Dann blinzelte Peter und begann zu sprechen "Ich habe lange mit mir gerungen, ob ich hierher kommen sollte oder nicht. Nachdem ich deinen Brief gelesen habe, wusste ich lange nicht, was ich denken sollte. Aber nachdem ich gehört habe, was du in deiner Verhandlung ausgesagt hast, habe ich mich dazu entschieden. Du hast nicht versucht, deine Taten irgendwie zu rechtfertigen und deutlich gemacht, dass du genau weißt, was du damit angerichtet hast. Das finde ich bemerkenswert und darum bin ich heute hier." Jörg sah Peter mit großen Augen an, aber traute sich noch immer nicht, etwas zu sagen. Peter konnte die Unsicherheit von Jörg sehen, deshalb sprach er weiter "Ich habe deinen Brief sehr oft gelesen und glaube dir auch." Peter musste sich kurz räuspern, denn an die Zeit auf seiner alten Wache zurückzudenken, weckte immer noch die alten Emotionen "Ich habe dich so sehr gehasst, dich und die anderen. Ihr habt mir das Leben nicht nur schwer gemacht, die Zeit war die Hölle für mich. Und ich habe nie verstanden, warum das alles.
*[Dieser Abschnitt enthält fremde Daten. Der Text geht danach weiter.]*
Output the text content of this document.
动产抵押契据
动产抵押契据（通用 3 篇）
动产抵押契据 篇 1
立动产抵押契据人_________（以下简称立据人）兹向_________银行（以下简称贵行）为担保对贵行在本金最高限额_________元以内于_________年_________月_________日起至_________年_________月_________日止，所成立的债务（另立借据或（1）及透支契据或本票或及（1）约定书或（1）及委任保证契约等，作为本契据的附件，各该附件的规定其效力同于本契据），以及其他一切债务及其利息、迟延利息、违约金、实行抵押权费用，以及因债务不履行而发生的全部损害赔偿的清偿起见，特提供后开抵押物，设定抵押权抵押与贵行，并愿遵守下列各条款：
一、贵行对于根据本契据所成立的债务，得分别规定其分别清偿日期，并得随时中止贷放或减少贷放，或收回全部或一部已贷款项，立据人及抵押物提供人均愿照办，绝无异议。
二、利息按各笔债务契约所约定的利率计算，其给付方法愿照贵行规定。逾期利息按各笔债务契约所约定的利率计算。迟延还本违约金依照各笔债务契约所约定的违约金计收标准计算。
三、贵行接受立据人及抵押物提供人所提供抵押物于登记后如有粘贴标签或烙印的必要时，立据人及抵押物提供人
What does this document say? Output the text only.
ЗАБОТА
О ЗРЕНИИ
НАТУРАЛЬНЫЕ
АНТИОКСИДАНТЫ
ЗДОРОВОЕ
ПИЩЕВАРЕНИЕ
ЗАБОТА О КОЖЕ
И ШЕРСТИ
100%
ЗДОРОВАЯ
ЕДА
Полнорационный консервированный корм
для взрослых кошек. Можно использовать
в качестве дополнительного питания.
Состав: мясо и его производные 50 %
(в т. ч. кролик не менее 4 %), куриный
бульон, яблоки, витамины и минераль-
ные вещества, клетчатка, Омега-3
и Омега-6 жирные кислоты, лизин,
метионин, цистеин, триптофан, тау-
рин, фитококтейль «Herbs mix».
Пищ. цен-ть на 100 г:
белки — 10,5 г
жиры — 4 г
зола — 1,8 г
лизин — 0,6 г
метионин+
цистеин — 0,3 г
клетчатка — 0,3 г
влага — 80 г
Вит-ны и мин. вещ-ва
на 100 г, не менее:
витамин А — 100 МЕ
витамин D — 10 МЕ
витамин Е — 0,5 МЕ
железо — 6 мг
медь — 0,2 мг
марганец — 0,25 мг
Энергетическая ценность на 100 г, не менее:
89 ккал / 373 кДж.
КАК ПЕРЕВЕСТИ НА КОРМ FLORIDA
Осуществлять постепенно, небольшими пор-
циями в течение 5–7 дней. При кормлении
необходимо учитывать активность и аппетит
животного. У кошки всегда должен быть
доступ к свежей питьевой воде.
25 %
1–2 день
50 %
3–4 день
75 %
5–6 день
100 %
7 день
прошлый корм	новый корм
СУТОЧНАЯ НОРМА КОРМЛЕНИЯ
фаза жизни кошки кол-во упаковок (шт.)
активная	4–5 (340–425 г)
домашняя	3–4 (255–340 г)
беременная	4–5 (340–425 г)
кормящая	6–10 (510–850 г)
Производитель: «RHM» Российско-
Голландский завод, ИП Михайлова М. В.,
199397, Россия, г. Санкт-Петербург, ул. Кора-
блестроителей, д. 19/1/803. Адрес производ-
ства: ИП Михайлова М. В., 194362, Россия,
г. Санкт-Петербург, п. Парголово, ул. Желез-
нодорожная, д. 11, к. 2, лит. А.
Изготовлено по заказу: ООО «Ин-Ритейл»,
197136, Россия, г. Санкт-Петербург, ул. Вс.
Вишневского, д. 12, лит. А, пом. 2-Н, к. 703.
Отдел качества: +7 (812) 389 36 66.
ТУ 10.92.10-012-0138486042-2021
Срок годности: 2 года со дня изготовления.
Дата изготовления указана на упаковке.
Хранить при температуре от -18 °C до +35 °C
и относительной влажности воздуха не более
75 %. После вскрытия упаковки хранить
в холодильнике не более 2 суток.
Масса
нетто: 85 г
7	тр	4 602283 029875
Was ich getan habe, dass ihr mich so sehr gehasst habt? Aber ich will endlich damit abschließen, damit ich ganz in meinem neuen Leben ankommen kann."

"Dein Brief und die Tatsache, dass du Martin und mich gerettet hast, obwohl du wusstest, was das für dich bedeutet, hat mir gezeigt, dass du es ehrlich bereust. Dafür möchte ich dir danken, aber was noch wichtiger ist, ich kann dir nun auch verzeihen. Ich denke, das ist für uns beide wichtig! Vergessen werde ich das alles nie können, aber damit muss ich lernen zu leben." Peter musste tief durchatmen, das war nicht leicht für ihn. Aber jetzt da er alles gesagt hatte, fühlte er sich erleichtert. Jörg liefen inzwischen wirklich Tränen übers Gesicht, er konnte nicht fassen dass Peter ihm verziehen und sich sogar bei ihm bedankt hatte. Er hatte nicht das Gefühl, dass er das verdient hatte. Peter sah Jörg abwartend an, dessen Tränen rührten ihn irgendwie, da es ihm zeigte, dass seine Worte nicht die Wirkung verfehlt hatten. Jörg versuchte nun seinerseits die richtigen Worte zu finden "Ich... Gott, ich weiß nicht, was jetzt das Richtige ist zu sagen. Dass du wirklich hierher gekommen bist, damit hätte ich nie gerechnet. Das überfordert mich gerade ziemlich, aber es bedeutet mir auch sehr viel. Danke! Ich hätte nie zu hoffen gewagt, dass du mir verzeihen könntest. Du kannst dir nicht vorstellen, was mir das bedeutet. Ich verabscheue mich selbst so sehr für all das, was ich dir angetan habe und werde es mir selbst nie verzeihen können!"

Jörg musste unterbrechen, sah beschämt auf seine Hände. Als er Peters Stimme hörte, sah er wieder hoch "Wenn du irgendwie weitermachen willst, musst du dir selbst auch verzeihen. Deine Strafe ist zwar lang, aber wenn du rauskommst, hast du noch ein Leben vor dir und kannst es nutzen, um es besser zu machen." Jörg nickte, er war einfach überwältigt. Aber eine Sache musste er noch sagen, die ihm unheimlich wichtig war "Du hast gefragt, was du gemacht hast, dass wir dich so gehasst haben. Du hast gar nichts gemacht, du warst an nichts Schuld! Es lag nur an uns. Ich kann es mir heute nicht mehr wirklich erklären, warum ich so schlecht über dich gedacht habe. Es tut mir alles so unendlich Leid, aber du musst wissen, dass ich niemals so weit gehen wollte! Andreas hat irgendwann jedes Maß verloren und ich habe einfach zu spät reagiert." Peter lächelte tatsächlich, es war eine gute Entscheidung, mit Jörg zu reden. Er reichte ihm die Hand und Jörg starrte einen Moment auf diese, zögerlich nahm er Peters Hand in seine und schüttelte sie. Es war ein komisches Gefühl, aber ein Gutes.